The study by 78 scientists from 24 countries was published in Nature Geoscience ("Continental-scale temperature variability during the past two millennia") and combined Northern and Southern Hemisphere temperature reconstructions has highlighted the unusual nature of the 20th century warming.
The findings are in stark contrast to the Mediaeval Warm Period and Little Ice Age, which the study revealed did not occur simultaneously across the globe.
The international study led by the Past Global Changes (PAGES) network in Switzerland, included Australian scientists from the University of Melbourne, the ARC Centre of Excellence for Climate System Science at the University of New South Wales and the Australian Antarctic Division.
Co-author of the paper from the University of New South Wales’ ARC Centre of Excellence for Climate System Science, Dr Steven Phipps said the striking feature about the sudden rise in 20th Century global average temperature is that it comes after an overall cooling trend that lasted more than a millennium.
“This work has transformed our understanding of temperatures over the past 2000 years,” he said
“This research shows that in just a century the Earth has reversed 1400 years of cooling.
“Armed with this information, future researchers will able to better understand the causes of climate variability at a regional and global level and help forecast the changes we can expect as our planet warms.”
To reconstruct 2000 years of temperature, the researchers used data from 511 individual proxy records. The majority of these records came from tree ring measurements but also included coral reefs, cave formations, ice cores, lake sediments and some historical documents.
The 2000-year temperature snapshot revealed by the researchers showed a long-term cooling trend before human influences began to become significant. This trend was primarily driven by natural cycles in the Earth's orbit. At the same time there were also natural fluctuations caused by volcanic eruptions and variations in solar activity.
It is these natural variations, and in particular the changes in the Earth’s orbital cycle, that explain why some of the average global temperatures prior to AD 600 were as warm as today.

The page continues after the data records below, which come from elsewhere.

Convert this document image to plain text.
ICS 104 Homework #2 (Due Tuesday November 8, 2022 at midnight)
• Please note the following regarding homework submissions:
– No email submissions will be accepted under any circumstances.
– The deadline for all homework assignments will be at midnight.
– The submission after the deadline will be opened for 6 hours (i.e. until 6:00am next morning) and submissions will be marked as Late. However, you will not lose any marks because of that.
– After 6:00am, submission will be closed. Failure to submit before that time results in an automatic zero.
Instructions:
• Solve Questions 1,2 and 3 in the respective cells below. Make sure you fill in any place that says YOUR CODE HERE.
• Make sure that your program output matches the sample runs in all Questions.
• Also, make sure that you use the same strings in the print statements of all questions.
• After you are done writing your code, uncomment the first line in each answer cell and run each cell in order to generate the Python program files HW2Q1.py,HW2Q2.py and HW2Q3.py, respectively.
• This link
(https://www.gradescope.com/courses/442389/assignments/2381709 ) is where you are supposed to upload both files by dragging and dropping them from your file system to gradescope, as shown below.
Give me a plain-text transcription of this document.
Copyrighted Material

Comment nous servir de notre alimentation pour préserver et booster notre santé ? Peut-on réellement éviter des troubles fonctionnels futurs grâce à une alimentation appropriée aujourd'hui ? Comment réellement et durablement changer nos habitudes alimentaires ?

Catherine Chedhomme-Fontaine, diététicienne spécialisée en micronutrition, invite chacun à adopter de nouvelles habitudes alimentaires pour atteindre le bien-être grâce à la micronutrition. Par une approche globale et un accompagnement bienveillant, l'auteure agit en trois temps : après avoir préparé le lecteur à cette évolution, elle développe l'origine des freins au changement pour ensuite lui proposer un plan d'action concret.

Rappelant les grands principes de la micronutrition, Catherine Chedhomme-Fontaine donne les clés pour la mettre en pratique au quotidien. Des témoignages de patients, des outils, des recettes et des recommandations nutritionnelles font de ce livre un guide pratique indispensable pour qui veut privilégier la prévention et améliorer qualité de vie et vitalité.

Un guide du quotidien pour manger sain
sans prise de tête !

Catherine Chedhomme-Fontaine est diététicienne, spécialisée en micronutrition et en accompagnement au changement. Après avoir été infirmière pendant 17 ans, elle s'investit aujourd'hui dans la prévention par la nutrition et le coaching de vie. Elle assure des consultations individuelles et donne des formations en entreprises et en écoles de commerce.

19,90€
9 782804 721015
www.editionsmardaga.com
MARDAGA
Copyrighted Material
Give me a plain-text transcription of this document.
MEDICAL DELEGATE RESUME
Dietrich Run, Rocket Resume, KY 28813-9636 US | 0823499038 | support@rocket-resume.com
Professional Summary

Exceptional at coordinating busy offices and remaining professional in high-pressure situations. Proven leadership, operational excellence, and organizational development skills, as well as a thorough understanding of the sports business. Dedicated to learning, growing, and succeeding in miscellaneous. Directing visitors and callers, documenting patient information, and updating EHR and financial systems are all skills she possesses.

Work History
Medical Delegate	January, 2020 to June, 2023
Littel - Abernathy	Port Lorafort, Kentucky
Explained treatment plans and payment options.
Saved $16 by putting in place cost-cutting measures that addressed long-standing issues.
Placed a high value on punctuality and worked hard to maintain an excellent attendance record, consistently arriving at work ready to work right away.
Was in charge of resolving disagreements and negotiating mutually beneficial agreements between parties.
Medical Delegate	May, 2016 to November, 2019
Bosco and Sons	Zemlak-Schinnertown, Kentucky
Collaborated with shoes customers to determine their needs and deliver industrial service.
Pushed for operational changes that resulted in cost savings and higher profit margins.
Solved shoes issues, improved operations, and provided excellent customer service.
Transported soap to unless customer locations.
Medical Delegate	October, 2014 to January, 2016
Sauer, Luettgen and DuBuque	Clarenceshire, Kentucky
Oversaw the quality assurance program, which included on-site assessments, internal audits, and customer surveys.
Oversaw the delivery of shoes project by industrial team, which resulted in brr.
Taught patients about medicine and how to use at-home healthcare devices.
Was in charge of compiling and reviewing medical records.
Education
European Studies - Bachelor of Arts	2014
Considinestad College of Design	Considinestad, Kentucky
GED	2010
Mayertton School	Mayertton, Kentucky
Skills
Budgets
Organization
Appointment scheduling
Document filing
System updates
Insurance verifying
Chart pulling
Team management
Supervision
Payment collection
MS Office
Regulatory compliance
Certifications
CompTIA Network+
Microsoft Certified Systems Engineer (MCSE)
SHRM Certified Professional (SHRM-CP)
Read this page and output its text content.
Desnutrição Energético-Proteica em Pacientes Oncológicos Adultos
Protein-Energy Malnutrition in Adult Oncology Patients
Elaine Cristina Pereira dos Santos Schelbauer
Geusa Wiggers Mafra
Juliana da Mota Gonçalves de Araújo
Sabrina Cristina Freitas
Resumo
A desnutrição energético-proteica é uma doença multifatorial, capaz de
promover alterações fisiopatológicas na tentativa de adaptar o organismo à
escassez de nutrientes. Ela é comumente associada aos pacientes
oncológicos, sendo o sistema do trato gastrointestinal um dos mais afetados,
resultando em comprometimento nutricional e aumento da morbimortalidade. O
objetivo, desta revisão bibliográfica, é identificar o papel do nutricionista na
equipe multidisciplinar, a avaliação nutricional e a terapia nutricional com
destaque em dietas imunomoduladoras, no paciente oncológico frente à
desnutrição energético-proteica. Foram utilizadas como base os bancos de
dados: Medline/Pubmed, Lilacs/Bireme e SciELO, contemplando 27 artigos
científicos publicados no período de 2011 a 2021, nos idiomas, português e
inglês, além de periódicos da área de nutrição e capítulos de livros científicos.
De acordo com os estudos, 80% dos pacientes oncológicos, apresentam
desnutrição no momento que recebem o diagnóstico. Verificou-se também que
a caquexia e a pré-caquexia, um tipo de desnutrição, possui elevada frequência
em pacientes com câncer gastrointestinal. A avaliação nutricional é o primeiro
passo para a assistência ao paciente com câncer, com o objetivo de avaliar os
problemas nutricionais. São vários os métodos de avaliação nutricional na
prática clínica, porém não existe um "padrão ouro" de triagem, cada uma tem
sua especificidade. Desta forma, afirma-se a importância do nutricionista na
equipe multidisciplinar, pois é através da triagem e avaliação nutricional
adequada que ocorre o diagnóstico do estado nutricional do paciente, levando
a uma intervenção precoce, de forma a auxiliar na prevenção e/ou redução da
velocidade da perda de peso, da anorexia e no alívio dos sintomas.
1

However, none of these natural influences account for the dramatic global temperature rises of the 20th Century.
Palaeoclimatologist Professor Jonathan Overpeck from the University of Arizona, US who is a Visiting Fellow of the Victorian Centre for Climate Change Adaptation Research at the University of Melbourne and Visiting Scientist with the ARC’s Centre of Excellence For Climate System Science, said the work was very exciting.
“The work has confirmed that there was no period of global warmth similar to that of the last 60 years in the preceding circa 2000 years, and adds to the evidence that the so-called Medieval Warm Period was quite different from the recent period of human-caused warming,” he said.
“This paper has provided confirmation that recent global and continental scale warming was very unusual in recent Earth history, and that this recent warming is driven mostly by human emissions of greenhouse gases.
"The evidence in the paper is overwhelming that Australia will continue to warm, and this means the region will likely also experience more periods of unusual dryness unless global warming is stopped."